July 26, 2012
LRO images from NASA/GSFC/Arizona State University
From Earth, a telescopic view like that in the small insert would be an exceptional treat. But now, with LRO looking to the side as well as straight down we can investigate lunar features better than ever before. The east looking view of the large image is along the Cauchy Fault, with the 6 km wide crater Cauchy B being just below the "y" in the Rupes Cauchy label on the insert. This fault seems softer and less steep than the Straigh Wall, suggesting that the Cauchy Fault may be older - it is hard to date faults! On the LRO Featured Image page geologist Jeff Plescia says the fault is about 300 high with an average slope of ~15°. Two things of interest are well illustrated with this view. First, at bottom left the fault changes into a rille, or as geologists say, a graben.
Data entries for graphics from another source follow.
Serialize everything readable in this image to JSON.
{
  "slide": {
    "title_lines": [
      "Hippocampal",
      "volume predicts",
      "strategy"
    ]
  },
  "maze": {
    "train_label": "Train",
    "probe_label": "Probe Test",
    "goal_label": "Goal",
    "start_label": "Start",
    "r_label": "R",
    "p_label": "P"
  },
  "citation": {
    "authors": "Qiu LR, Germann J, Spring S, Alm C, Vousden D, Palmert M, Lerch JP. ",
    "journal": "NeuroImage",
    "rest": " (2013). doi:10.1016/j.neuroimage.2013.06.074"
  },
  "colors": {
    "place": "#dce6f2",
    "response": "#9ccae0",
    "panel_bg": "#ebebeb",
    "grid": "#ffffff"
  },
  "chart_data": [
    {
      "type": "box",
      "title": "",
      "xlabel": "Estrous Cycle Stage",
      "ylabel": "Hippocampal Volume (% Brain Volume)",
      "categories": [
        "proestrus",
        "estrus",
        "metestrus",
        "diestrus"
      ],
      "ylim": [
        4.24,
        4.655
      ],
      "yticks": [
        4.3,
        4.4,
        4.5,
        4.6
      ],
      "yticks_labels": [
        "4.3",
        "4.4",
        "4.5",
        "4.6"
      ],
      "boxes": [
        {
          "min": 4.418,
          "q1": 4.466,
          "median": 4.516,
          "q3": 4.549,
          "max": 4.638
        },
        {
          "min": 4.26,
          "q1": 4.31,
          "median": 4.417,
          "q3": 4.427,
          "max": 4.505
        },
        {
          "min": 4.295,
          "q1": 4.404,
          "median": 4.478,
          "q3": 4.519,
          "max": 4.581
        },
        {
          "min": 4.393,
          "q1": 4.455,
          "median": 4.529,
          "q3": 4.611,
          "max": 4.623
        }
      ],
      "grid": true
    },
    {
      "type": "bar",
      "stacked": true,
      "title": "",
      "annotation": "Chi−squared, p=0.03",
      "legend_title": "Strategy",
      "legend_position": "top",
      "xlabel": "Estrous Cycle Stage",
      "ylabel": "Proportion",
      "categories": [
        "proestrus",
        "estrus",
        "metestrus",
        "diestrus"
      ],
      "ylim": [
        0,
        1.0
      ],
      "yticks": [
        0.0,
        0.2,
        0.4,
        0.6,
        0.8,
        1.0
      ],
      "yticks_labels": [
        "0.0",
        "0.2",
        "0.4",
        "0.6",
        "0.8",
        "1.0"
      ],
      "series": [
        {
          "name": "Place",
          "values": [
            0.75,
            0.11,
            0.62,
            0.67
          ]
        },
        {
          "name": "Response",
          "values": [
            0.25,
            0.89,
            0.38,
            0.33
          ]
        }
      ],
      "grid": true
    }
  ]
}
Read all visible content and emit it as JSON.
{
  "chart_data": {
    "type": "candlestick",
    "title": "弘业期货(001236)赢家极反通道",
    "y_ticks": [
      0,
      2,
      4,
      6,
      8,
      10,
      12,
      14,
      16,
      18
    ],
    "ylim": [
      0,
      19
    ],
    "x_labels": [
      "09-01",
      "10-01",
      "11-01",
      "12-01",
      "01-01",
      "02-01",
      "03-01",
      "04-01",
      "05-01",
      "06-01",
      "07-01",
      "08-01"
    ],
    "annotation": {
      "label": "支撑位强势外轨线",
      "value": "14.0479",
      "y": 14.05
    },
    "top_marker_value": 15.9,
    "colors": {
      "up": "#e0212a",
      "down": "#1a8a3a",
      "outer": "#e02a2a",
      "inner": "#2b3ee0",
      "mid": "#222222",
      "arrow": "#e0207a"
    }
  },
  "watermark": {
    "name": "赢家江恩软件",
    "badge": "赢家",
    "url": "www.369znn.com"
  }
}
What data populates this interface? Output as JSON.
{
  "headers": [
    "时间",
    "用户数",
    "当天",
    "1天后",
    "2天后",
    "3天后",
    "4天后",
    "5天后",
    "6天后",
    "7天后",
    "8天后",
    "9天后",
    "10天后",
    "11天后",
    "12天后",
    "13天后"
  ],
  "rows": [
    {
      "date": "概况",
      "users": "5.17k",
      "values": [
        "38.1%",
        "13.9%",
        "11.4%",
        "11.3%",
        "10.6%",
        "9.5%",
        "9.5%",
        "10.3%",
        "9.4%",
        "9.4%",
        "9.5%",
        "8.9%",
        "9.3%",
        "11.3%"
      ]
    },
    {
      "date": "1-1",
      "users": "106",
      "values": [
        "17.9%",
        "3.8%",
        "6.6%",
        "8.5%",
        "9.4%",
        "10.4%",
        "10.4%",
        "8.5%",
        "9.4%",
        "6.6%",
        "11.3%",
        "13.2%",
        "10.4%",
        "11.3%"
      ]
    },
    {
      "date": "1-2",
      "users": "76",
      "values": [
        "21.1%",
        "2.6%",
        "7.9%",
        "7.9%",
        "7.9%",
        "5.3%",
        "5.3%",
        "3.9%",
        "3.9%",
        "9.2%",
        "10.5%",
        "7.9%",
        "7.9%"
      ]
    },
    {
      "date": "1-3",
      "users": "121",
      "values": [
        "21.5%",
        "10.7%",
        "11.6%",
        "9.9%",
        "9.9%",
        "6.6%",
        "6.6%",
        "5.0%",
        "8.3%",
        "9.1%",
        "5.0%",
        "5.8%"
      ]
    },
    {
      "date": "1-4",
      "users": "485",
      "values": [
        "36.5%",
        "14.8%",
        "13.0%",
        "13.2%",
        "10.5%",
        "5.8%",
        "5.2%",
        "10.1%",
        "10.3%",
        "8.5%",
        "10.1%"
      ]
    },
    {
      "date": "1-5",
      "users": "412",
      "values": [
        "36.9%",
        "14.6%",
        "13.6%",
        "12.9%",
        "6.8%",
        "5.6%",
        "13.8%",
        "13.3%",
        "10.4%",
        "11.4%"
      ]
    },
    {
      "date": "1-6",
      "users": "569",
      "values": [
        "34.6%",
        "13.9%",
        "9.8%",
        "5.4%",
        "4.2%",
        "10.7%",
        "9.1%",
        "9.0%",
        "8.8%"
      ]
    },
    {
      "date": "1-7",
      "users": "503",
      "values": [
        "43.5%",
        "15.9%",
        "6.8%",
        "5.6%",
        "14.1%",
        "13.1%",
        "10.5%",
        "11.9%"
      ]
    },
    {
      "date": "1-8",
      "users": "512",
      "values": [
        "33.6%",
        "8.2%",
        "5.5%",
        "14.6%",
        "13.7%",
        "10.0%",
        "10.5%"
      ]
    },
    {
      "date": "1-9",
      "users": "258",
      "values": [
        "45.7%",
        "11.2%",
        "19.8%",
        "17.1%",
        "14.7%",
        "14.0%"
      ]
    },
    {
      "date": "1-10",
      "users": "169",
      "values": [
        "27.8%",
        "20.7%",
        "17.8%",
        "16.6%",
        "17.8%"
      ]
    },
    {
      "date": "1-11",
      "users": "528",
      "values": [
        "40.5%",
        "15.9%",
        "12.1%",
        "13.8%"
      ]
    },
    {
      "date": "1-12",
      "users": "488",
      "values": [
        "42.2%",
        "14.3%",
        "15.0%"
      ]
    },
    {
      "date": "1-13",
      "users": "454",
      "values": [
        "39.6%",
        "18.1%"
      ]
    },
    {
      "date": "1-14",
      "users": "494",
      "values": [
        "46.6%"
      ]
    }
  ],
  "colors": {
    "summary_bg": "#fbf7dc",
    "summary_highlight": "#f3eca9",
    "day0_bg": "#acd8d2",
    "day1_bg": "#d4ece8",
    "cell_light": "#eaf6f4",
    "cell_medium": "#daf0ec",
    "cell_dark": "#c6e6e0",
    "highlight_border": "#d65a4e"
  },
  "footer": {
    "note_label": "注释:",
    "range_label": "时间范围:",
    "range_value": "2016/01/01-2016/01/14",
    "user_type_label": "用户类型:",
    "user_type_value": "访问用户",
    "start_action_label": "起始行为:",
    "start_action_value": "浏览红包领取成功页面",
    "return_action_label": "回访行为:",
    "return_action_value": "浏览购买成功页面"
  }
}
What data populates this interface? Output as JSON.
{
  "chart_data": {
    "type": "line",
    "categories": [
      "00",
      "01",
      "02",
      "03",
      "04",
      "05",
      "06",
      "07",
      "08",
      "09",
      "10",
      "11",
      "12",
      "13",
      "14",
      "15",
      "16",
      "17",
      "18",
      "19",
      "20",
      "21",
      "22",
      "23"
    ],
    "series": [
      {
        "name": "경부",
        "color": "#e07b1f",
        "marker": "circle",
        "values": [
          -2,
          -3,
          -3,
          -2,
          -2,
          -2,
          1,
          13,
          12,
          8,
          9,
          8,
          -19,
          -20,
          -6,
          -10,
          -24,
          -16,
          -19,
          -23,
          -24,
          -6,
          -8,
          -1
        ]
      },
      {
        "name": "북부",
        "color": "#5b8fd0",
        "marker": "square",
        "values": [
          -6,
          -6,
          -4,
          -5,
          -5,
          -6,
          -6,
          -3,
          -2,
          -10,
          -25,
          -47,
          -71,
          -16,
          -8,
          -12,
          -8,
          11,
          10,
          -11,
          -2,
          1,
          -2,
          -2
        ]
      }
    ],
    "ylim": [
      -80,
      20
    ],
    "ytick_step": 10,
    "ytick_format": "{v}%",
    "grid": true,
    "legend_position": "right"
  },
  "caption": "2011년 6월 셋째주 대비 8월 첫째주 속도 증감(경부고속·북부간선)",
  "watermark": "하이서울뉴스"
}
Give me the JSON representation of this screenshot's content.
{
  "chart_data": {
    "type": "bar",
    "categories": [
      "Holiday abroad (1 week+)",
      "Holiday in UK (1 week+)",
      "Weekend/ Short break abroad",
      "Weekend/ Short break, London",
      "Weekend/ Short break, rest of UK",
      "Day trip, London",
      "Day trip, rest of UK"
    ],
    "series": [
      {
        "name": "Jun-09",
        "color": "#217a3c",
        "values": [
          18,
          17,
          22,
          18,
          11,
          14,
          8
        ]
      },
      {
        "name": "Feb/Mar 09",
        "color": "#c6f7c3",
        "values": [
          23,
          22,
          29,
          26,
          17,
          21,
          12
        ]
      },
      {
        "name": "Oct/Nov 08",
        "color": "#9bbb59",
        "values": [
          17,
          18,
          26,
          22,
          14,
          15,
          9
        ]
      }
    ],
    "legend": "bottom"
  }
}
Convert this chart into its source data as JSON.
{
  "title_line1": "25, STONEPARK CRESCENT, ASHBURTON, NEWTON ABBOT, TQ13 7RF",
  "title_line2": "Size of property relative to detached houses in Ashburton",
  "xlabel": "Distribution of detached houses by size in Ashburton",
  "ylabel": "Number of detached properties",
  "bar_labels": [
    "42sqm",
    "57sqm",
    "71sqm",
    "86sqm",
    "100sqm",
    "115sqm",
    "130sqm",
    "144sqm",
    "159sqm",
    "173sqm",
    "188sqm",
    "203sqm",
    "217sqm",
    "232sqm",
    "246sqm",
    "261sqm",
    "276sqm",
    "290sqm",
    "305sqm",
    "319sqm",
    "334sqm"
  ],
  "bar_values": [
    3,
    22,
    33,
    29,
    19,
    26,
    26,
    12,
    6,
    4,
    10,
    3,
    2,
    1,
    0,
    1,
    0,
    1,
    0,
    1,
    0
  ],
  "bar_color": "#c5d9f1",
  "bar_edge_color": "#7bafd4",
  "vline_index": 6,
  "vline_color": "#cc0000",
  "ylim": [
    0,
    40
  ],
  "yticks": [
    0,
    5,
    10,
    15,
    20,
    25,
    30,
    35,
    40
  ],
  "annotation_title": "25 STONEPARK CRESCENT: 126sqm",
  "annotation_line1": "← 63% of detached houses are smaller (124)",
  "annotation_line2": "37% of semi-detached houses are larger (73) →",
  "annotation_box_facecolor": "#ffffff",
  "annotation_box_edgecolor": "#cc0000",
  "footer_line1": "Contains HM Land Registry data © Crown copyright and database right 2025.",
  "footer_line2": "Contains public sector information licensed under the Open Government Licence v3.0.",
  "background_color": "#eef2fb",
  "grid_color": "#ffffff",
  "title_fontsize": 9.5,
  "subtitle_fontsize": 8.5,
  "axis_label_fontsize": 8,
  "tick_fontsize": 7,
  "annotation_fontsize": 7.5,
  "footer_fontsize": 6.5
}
The transformation is a little messy, with a shallow depression at the foot of the scarp - as occurs other places along the front of the fault - disappearing for a kilometer or two and then becoming deeper. This transitional segment cuts across a short rille that is offset, with another offset, or en echelon, segment close to the bottom right corner. The fault also changes into a rille at its eastern end - I am unaware that anyone has modeled the stresses that would cause this to occur. The second thing that fascinates me are the wedges of material that occur at top right and above the Cauchy B crater. The topo cross-section traces the top wedge from right to left. The wedge bends up from the level mare to a height of about 60 m and then drops to a valley (visible in the large image), from which the fault scarp rises. These wedges are of especial interest to me because I was one of the first people to report them. In an issue of the BAA journal The Moon from the mid-60s I described a rille at the base of the scarp that I observed with a Kit Peak 16" telescope. I could see the narrow shadow cast by the wedge but didn't detect the wedge itself.